0

I am trying to create a decorator in which I need some information about the project and/or catalog. Is it possible to access the project context from inside of the decorator? I am looking for things like project_name, catalog entry name, and pipeline node name.

I created a way to find the root directory of the by getting the functions file path inspect.getfile(func), then walking up the path until I find .kedro.yml, but this method breaks when using a function from a library.

Waylon Walker
  • 543
  • 3
  • 10

1 Answers1

1

Passing the context around in the nodes is not recommended and would not fit in with the Kedro architecture (see https://kedro.readthedocs.io/en/latest/06_resources/02_architecture_overview.html). The ProjectContext holds the a collection of nodes (i.e. pipeline), which would hold the ProjectContext, which then gets into dangerous recursive teritory.
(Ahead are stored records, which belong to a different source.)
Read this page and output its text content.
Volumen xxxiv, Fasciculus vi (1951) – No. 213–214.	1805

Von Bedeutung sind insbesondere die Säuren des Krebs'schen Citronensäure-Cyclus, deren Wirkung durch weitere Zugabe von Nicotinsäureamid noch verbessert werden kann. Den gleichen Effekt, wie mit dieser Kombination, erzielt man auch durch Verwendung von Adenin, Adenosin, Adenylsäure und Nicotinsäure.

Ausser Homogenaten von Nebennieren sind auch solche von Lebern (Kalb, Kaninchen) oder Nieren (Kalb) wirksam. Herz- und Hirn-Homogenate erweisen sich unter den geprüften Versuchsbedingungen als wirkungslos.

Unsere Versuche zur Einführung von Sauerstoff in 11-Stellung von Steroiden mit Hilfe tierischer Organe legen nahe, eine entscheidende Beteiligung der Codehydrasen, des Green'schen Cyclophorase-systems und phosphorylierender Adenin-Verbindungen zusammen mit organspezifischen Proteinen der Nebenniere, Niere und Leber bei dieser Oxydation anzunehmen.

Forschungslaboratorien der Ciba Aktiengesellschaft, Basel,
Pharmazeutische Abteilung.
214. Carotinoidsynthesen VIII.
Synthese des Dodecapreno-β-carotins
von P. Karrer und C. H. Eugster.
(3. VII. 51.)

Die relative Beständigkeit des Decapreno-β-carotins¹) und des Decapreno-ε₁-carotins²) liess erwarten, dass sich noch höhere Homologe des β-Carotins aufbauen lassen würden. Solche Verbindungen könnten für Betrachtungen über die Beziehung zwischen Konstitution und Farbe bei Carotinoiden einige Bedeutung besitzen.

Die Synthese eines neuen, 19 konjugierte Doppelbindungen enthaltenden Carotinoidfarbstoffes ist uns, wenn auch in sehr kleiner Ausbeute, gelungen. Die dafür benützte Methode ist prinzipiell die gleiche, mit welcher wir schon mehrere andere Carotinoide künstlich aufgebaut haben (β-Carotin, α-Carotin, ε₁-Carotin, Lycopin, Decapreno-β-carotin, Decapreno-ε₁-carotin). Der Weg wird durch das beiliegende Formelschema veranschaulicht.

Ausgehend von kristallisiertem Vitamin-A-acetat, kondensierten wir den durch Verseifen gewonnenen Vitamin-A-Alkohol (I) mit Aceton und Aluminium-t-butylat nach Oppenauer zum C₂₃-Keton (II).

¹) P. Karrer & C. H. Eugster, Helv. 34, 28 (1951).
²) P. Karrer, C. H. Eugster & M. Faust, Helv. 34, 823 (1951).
Alternatives would be to either a) pass the values via parameters, and referencing them in the node inputs using params:abc, or b) passing the actual values in the decorator.

a) For instance, project_name you could pass in via parameters. Either by entering it in parameters.yml or dynamically by overriding the method _get_feed_dict in the ProjectContext to add an entry {"project_name": self.project_name} to the returned dictionary.

b) You could have a decorator that looks like this and pass it to Node.decorate():

from functools import partial, wraps
from kedro.pipeline import Pipeline, node


def print_metadata(func, **outer_kwargs):
    @wraps(func)
    def wrapper(*args, **kwargs):
        print("METADATA: {}".format(outer_kwargs))
        return func(*args, **kwargs)
    return wrapper


p1 = Pipeline([node(...), ...])
decorated_nodes = [
    n.decorate(partial(print_metadata, node_name=n.name, catalog_entries=n.inputs))
    for n in p1.nodes
]
p2 = Pipeline(decorated_nodes)

Not super-pretty but can get you unstuck. What is your exact use case? Why do you need the node name and catalog entry name in the node?